羽布城は愛知県豊田市羽布町にあります。南約500mに大桑城があり両城の城主は別人のようですが、同じ川合姓ですので川合の集落を治める土豪の一族だったのではないでしょうか。今川、武田、徳川のせめぎあいの地にある境目の城でしたが、元亀・天正の頃、武田の三河侵攻の際に大桑城とともに落城したと伝えられています。
今回の資料は(1)「愛知県中世城館跡調査報告2」愛知県教育委員会1994と現地案内板です。
羽布城 図1 東西南北の街道の結節点で、街道Aの峠道を扼する位置にある
明治の旧地図には新道Bは記載されておらず、峠道Aは後世になって光照寺の和尚によって切通し道が開削されたとされます。往時は羽布城の東側の尾根を越す峠道しかなかったと思われます。
西、南、北は川が要害となり、東の尾根筋を堀切と土塁で守っていたようです。
羽布城 図2 切通し道Aから林道を進む。案内看板が立つ
切通し道には、住民が難儀して通る危険な峠道を切通した和尚を顕彰するための観音様が祀られる小さな祠aがありました。現在の道は車の時代に完成したものと思われます。林道入口と林道からの登り口には案内表示が立てられていました。往時は城址東尾根のbと同じくらいの高さの尾根が東に伸びていたのではないかと想像しましたがどうでしょう。

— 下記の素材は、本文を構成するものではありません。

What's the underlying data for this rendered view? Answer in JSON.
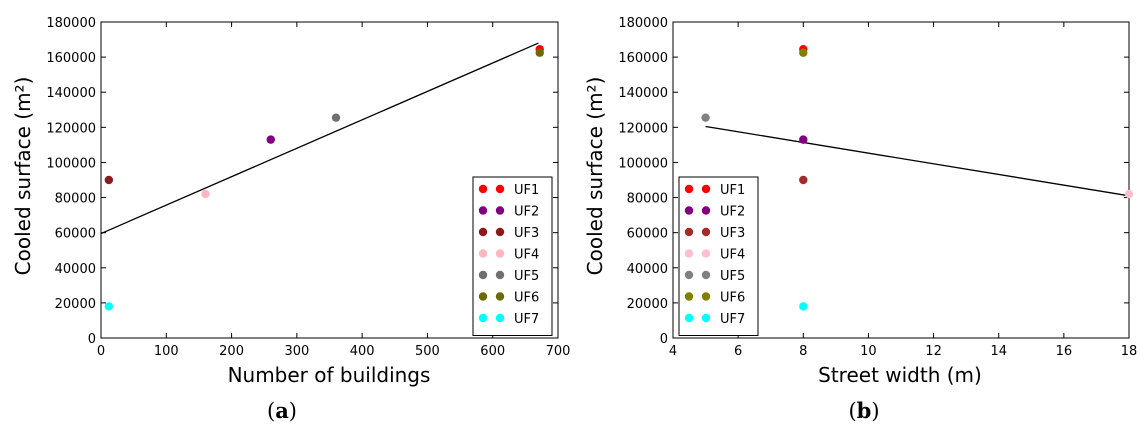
{
  "chart_data": [
    {
      "type": "scatter",
      "caption_open": "(",
      "caption_letter": "a",
      "caption_close": ")",
      "xlabel": "Number of buildings",
      "ylabel": "Cooled surface (m²)",
      "xlim": [
        0,
        700
      ],
      "ylim": [
        0,
        180000
      ],
      "xticks": [
        0,
        100,
        200,
        300,
        400,
        500,
        600,
        700
      ],
      "yticks": [
        0,
        20000,
        40000,
        60000,
        80000,
        100000,
        120000,
        140000,
        160000,
        180000
      ],
      "grid": false,
      "legend_position": "lower-right",
      "series": [
        {
          "name": "UF1",
          "color": "#ff0000",
          "points": [
            [
              672,
              164500
            ]
          ]
        },
        {
          "name": "UF2",
          "color": "#800080",
          "points": [
            [
              260,
              113000
            ]
          ]
        },
        {
          "name": "UF3",
          "color": "#8b1a1a",
          "points": [
            [
              12,
              90000
            ]
          ]
        },
        {
          "name": "UF4",
          "color": "#ffb6c1",
          "points": [
            [
              160,
              82000
            ]
          ]
        },
        {
          "name": "UF5",
          "color": "#707070",
          "points": [
            [
              360,
              125500
            ]
          ]
        },
        {
          "name": "UF6",
          "color": "#6b6b00",
          "points": [
            [
              672,
              162500
            ]
          ]
        },
        {
          "name": "UF7",
          "color": "#00ffff",
          "points": [
            [
              12,
              18000
            ]
          ]
        }
      ],
      "trendline": {
        "color": "#000000",
        "points": [
          [
            0,
            59500
          ],
          [
            670,
            168000
          ]
        ]
      }
    },
    {
      "type": "scatter",
      "caption_open": "(",
      "caption_letter": "b",
      "caption_close": ")",
      "xlabel": "Street width (m)",
      "ylabel": "Cooled surface (m²)",
      "xlim": [
        4,
        18
      ],
      "ylim": [
        0,
        180000
      ],
      "xticks": [
        4,
        6,
        8,
        10,
        12,
        14,
        16,
        18
      ],
      "yticks": [
        0,
        20000,
        40000,
        60000,
        80000,
        100000,
        120000,
        140000,
        160000,
        180000
      ],
      "grid": false,
      "legend_position": "lower-left",
      "series": [
        {
          "name": "UF1",
          "color": "#ff0000",
          "points": [
            [
              8,
              164500
            ]
          ]
        },
        {
          "name": "UF2",
          "color": "#800080",
          "points": [
            [
              8,
              113000
            ]
          ]
        },
        {
          "name": "UF3",
          "color": "#a52a2a",
          "points": [
            [
              8,
              90000
            ]
          ]
        },
        {
          "name": "UF4",
          "color": "#ffc0cb",
          "points": [
            [
              18,
              82000
            ]
          ]
        },
        {
          "name": "UF5",
          "color": "#808080",
          "points": [
            [
              5,
              125500
            ]
          ]
        },
        {
          "name": "UF6",
          "color": "#808000",
          "points": [
            [
              8,
              162500
            ]
          ]
        },
        {
          "name": "UF7",
          "color": "#00ffff",
          "points": [
            [
              8,
              18000
            ]
          ]
        }
      ],
      "trendline": {
        "color": "#000000",
        "points": [
          [
            5,
            120500
          ],
          [
            18,
            81000
          ]
        ]
      }
    }
  ]
}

羽布城 峠道Aは車の通る道として広く掘り下げられている。
往時の峠は、眼前を塞ぐ高い位置にあったと思われます。この道も今では旧道となり、図1の城址西側を通る新道Bが新たに敷設されメイン道路になっていました。
羽布城 図2の堀切③と土塁④ 南から
尾根を断ち切る堀切③と土塁④で東側の守りを固めていました。ヒョットすると古い峠道は堀切③の堀底を通っていたかもしれないと想像しましたが、あくまで個人の感想です。
羽布城 Ⅴ郭からⅠ郭への坂虎口 Ⅴ郭から
林道からⅤ郭への城道は、ところどころに赤テープがありましたが、踏跡は明確ではありませんでした。Ⅴ郭からⅠ郭(主郭)へは坂虎口が設けられていました。

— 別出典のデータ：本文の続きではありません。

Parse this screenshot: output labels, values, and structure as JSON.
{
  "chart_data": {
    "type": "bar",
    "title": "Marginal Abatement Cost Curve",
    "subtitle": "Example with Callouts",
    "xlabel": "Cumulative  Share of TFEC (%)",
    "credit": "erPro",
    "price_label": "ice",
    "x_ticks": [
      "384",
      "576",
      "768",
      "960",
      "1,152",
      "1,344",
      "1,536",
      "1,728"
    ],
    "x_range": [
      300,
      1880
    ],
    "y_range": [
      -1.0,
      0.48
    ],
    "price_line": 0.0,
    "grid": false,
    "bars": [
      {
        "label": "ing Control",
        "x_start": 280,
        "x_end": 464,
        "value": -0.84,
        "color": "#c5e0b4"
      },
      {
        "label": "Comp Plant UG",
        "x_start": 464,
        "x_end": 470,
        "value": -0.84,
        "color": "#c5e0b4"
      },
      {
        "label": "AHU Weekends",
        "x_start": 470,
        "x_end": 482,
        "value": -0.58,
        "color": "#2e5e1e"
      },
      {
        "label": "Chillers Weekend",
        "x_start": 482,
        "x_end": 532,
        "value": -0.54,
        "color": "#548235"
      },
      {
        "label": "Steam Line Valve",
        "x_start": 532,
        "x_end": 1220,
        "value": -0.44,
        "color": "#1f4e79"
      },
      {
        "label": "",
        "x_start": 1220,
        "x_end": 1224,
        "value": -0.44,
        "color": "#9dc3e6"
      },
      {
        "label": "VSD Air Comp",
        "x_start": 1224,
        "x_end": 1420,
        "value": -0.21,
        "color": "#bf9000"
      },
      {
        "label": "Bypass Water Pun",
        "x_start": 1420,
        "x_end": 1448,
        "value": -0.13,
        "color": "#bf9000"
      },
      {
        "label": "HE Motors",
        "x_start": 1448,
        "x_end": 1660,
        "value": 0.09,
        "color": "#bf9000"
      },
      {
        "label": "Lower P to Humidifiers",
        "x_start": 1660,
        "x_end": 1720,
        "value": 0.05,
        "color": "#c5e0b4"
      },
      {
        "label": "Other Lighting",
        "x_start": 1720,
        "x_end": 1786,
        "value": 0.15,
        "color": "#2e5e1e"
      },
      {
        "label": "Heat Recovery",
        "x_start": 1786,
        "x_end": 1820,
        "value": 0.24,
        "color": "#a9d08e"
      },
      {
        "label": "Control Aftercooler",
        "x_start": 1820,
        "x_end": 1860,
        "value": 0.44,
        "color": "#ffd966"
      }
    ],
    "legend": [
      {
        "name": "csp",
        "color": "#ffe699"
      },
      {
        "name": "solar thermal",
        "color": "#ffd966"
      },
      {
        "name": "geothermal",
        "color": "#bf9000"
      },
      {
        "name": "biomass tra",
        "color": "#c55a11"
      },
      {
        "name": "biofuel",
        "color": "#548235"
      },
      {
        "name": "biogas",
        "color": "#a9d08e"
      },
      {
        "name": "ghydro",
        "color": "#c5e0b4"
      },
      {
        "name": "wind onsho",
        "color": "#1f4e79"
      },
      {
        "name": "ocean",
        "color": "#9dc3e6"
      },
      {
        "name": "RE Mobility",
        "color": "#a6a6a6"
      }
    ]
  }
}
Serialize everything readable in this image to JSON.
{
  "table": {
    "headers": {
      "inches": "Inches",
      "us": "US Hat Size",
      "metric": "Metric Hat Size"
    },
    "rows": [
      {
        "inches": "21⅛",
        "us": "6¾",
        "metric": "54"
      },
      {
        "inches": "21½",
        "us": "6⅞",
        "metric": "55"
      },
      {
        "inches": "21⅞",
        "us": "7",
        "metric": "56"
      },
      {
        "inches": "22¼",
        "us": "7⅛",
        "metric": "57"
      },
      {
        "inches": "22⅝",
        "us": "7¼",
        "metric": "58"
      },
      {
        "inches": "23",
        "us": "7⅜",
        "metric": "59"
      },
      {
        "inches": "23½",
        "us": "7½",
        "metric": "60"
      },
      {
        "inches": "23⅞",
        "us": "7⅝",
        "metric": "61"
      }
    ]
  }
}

羽布城 Ⅰ郭とⅤ郭の高低差は2mを越すところもあり、切岸もハッキリ残る
Ⅴ郭は南下がりの削平地でしたがⅠ郭の切岸はハッキリしていいました。Ⅰ郭には土塁が見当たりませんでしたのでⅠ郭南側の守りはこの切岸のようでした。
羽布城 Ⅰ郭(主郭) 表示板が立つ 周囲に土塁は見当たらない
Ⅰ郭は南側の途中から南下がり地形になっていました。曲輪の内部には目立った遺構は見当たりませんでしたがⅠ郭周囲の地形は遺構が変化に富んでいて見ごたえがあり興味深かったです。
羽布城 Ⅰ郭東辺の折れを伴った堀切 横矢か?
Ⅰ郭東辺下には折れを伴った長い横堀①がありました。①郭の地形もそれに伴って張り出していますので、横矢が掛けられる形になっていました。
羽布城 Ⅰ郭東辺の腰曲輪Ⅳと土塁 南から
図2で見るように、Ⅰ郭の東辺の一部に土塁②で守られた腰曲輪Ⅳがありました。Ⅳ郭南端部から南東に竪堀が切れ落ちていました。竪堀はⅣ郭への虎口かもしれませんが竪堀南端部からの道は不明でした。
羽布城 西側尾根 Ⅱ郭から見下ろす
Ⅱ郭から先の西側の尾根には城郭遺構は在りませんでした。今はその先に新道Bがありますが往時は巴川が水堀の役割だったと思われます。
羽布城 図2のように、いくつもの穴がある 何の穴か?
羽布城には曲輪だけでなく山腹部の斜面にもいくつもの穴がありました。山城の穴(土坑)といえば、ノロシ穴、井戸、根こそぎ倒れた樹木の根の穴の三つが主なものですが、羽布城の場合は数が多いので不思議に思いました。
羽布城 城内に残る採石ドリルの穴⑥
羽布城の見学を続けているうちに、写真のような岩を見つけました。これは石を切り出す現場で良く見かけるドリルの跡です。昔ならば矢穴に該当するでしょうが近年ではこのような道具で岩を割る場合も多いようです。ここ三河地方は花崗岩(御影石)の有力な産地ですので、近年の採石がここでも行われていたと思われます。ということで、羽布城の穴(土坑)は、岩を掘り出した跡ではないかという推測に至りましたがどうでしょう。
羽布城は小規模な山城で、あまり期待していなかったのですが意外にも、見どころが多く、遺構の残りもよくとても楽しく見学が出来よかったです。